Kürt sorununa barışçıl temelde çözüm arayışının mesafe kat ettiği görülüyor. Kandil’in ilan ettiği geri çekilme takvimiyle “Çözüm Süreci”nde önemli bir eşik daha aşılmış oldu. Süreci kamuoyuna taşımak üzere oluşturulan akil insanlar heyetlerinin muhtelif bölgelerde gerçekleştirdikleri etkinliklere yönelik Türkçü-Kemalist grupların protestolarının toplumda ciddi bir karşılığı yok. Süreç geniş kesimlerde ihtiyatlı ama ciddi bir iyimserlikle izlenmekte.
İyimser olmak için yeterince gerekçe var. On yıllardır ülkeyi de toplumu da tüketen, sayısız ocağa ateş düşüren bir yangının söndürülmesine yönelik adımlar atılıyor. Süreci ve atılması gereken adımları yakından takip etmek ve kan siyasetinden nemalananların provokasyonlarına karşı uyanık olmak lazım.

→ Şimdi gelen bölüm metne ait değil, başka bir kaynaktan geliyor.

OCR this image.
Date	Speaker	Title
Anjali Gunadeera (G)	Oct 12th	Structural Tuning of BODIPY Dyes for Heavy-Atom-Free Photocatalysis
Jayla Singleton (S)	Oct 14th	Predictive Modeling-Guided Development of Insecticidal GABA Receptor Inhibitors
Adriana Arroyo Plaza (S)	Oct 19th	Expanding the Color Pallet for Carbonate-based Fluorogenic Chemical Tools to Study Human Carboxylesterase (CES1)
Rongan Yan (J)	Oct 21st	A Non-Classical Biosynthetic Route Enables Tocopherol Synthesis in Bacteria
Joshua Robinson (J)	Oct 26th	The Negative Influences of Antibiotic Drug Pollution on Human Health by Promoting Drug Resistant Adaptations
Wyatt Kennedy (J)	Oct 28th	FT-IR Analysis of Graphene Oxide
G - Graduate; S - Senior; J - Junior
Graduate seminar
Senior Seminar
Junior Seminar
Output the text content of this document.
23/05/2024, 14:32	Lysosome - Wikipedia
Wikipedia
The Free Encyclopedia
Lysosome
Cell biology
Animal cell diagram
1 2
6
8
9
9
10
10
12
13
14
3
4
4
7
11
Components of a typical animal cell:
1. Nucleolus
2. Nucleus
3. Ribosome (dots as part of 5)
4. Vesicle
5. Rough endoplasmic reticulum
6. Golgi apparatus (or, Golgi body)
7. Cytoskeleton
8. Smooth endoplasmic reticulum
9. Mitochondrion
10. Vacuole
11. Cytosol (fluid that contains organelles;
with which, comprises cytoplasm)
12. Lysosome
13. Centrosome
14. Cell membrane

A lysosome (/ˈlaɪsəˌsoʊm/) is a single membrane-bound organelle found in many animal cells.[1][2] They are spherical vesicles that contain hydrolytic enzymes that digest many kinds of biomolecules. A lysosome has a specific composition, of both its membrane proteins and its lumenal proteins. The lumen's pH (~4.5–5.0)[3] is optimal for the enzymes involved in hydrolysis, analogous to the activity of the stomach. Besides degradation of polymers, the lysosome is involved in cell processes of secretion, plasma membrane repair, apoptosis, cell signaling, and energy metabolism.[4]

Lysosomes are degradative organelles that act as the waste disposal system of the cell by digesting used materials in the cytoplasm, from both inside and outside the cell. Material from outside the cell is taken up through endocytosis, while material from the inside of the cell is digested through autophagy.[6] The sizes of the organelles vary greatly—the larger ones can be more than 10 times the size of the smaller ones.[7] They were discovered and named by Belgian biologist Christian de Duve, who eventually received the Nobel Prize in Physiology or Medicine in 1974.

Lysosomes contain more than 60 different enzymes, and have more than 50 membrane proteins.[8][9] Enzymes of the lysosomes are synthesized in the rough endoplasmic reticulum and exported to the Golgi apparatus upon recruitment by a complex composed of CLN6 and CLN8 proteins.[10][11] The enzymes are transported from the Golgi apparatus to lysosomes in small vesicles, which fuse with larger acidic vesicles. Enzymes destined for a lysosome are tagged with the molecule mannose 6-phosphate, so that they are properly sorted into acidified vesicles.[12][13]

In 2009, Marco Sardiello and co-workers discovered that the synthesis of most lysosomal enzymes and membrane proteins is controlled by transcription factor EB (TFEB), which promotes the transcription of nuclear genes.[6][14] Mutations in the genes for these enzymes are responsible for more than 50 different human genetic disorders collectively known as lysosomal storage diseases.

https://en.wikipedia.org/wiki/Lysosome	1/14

Bununla birlikte çözümsüzlük dediğimiz şeyin en temelde Kemalist ideolojik dayatmalardan kaynaklanan bir zihinsel tutum, bir vicdani körlük olduğunu da unutmamak gerek. Laik-ulusalcı şartlanmışlıkla Kuran’ın ayetlerimizden biri olarak tanıttığı farklılıkları inkâra yönelen, imhaya yeltenen bu zihniyetin yol açtığı derin krizlerden kurtulmak zorlu bir süreç ve yoğun çaba gerektiriyor.

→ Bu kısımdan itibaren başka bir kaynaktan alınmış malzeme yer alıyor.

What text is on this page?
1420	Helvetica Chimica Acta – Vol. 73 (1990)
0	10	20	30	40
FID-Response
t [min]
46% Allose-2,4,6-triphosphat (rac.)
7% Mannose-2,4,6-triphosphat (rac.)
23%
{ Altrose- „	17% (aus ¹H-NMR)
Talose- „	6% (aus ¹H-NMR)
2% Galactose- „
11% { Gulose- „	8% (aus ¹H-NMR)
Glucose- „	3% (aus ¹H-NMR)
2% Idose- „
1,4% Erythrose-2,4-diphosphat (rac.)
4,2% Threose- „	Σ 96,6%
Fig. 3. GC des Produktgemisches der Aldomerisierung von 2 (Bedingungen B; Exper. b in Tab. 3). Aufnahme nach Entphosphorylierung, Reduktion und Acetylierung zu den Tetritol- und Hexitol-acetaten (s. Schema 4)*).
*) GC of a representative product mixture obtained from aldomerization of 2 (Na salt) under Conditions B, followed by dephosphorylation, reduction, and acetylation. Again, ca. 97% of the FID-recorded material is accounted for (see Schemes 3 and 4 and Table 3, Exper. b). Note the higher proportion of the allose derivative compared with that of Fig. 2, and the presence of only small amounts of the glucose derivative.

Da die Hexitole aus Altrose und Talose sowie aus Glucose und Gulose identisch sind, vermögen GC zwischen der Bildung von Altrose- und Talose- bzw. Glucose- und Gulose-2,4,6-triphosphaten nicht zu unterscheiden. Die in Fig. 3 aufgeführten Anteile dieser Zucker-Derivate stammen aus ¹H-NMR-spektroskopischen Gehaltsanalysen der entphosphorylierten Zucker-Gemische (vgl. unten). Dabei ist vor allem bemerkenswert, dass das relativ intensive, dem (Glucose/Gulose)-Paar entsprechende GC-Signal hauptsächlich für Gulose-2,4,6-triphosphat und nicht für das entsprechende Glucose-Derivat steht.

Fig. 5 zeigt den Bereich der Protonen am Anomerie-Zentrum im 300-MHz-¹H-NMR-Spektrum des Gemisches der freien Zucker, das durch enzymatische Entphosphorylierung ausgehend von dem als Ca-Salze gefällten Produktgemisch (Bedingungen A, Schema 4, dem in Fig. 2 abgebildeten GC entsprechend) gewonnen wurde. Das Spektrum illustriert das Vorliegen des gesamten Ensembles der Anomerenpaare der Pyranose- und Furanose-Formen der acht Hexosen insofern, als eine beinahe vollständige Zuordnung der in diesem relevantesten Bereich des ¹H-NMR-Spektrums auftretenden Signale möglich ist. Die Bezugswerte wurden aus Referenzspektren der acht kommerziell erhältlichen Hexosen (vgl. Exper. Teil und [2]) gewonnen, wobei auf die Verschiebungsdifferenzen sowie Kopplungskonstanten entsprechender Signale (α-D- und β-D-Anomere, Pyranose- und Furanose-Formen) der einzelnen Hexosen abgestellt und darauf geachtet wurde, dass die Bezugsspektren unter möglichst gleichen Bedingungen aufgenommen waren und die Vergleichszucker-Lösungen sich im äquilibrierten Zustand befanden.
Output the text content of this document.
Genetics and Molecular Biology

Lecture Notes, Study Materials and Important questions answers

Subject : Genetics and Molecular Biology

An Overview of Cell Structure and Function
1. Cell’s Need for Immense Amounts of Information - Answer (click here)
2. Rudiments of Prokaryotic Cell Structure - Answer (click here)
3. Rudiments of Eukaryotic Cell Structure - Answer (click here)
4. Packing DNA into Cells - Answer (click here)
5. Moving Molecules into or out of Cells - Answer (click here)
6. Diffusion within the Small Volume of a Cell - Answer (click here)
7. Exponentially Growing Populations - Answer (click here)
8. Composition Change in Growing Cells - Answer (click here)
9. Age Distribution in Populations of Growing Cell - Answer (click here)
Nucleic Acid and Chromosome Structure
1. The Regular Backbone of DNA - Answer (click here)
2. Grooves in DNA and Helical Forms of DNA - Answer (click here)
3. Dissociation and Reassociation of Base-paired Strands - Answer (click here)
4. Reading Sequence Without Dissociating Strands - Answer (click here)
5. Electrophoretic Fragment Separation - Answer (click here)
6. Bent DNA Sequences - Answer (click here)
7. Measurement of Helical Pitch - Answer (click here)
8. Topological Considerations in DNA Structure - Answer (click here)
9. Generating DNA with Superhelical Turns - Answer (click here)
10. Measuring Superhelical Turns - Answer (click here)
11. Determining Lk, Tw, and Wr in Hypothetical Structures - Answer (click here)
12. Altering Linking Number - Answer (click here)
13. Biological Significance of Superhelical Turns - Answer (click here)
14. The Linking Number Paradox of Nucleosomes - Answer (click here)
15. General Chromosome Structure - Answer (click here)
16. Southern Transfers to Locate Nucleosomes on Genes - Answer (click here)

Aslında Hz. Peygamber’in emrini içselleştirip, hayata tatbik etmek sorunun basit, insani ve hakkaniyete dayanan çözümü demek. Sorunun temelinde düzenin ırkçı-inkârcı tutumu ile birlikte, bu dayatmaya geniş kesimlerin itirazının görülmeyişi yatmakta. Oysa emrolunduğu üzere, kendimiz için istediğimizi kardeşimiz için de talep etmek, kardeşlik hukukunu kollamak adaletin tesisi için ilk adım anlamına geliyor. Türküyle, Kürdüyle, farklı etnik topluluklarıyla bir arada onurlu ve özgürce yaşamanın yolu adaletten, adaletin yolu ise kardeşlik hukukunun inşasından geçmekte.

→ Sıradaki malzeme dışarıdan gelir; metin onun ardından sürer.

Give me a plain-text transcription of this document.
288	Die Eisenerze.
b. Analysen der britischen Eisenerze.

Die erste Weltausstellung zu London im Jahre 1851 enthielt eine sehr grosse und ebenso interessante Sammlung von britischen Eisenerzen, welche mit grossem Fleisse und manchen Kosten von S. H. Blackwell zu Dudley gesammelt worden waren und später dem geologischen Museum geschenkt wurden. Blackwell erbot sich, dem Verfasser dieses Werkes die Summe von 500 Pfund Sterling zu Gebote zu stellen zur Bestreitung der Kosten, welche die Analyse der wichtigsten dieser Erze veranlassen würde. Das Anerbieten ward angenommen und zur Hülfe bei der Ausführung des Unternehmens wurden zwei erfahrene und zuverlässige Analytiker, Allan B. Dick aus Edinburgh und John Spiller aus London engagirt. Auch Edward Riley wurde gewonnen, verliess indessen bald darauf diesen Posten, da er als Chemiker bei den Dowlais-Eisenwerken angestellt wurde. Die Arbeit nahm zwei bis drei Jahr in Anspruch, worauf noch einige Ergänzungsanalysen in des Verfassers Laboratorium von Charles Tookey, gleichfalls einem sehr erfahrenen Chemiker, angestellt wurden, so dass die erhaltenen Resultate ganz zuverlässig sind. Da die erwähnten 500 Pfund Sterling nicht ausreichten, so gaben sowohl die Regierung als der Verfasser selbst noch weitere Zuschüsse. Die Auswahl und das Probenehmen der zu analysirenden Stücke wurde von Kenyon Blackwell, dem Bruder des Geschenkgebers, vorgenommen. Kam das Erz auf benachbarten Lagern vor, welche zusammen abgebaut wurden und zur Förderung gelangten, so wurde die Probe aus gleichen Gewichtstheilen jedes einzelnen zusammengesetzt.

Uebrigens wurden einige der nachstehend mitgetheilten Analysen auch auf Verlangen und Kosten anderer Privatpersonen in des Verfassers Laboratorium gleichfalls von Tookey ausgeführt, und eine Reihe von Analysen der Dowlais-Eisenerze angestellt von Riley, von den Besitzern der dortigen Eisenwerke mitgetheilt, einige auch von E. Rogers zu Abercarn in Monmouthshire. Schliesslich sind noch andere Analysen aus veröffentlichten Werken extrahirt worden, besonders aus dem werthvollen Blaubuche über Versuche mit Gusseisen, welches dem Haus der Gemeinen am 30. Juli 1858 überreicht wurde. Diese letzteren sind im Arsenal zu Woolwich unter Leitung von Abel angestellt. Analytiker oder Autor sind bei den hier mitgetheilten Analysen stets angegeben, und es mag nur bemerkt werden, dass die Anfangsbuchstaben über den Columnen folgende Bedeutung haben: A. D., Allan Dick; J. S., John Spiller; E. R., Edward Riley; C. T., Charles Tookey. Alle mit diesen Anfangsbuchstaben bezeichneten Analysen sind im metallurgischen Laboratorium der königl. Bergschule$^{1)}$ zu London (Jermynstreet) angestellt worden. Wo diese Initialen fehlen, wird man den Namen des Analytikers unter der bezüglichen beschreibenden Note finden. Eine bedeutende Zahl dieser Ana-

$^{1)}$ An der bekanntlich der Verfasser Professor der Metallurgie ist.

Tam bu noktada Türk-Kürt, Arap-Boşnak vs. ayırmaksızın kendimiz için istediğimizi kardeşlerimiz için de istemenin ne manaya geldiğini netleştirmek gerekiyor. Kendimiz için istediğimizi kardeşimiz için de istemeliyiz derken asla cahilî devlet, ulusal bayrak, İslam’ın hâkim olmadığı topraktan falan söz etmiyoruz. Bunlar zaten bize ait şeyler olmadığı gibi, asla talip olacağımız şeyler de değiller.
Bilakis kendimiz için İslam’a göre biçimlenmiş bir hayat, İslami esaslara göre tanzim edilmiş bir devlet, bir olan Rabbimizin otoritesini temsil eden bir bayrak arzu ettiğimiz gibi Türküyle, Kürdüyle, her türden etnik farklılıklarıyla tüm Müslümanlar, bütün kardeşlerimiz için de aynı şeyleri temenni ve talep ediyoruz. İslam’la temellendirilmemiş her tür bağın cahiliye ve zulüm bağı olduğuna inanıyoruz. Ve Rabbimizden bütün kardeşlerimiz, dünyanın dört bir yanındaki mahrumlar, mazlumlar için adil ve onurlu bir barış ortamı temenni ediyor, tüm okuyucularımızı selamların en güzeliyle selamlıyoruz!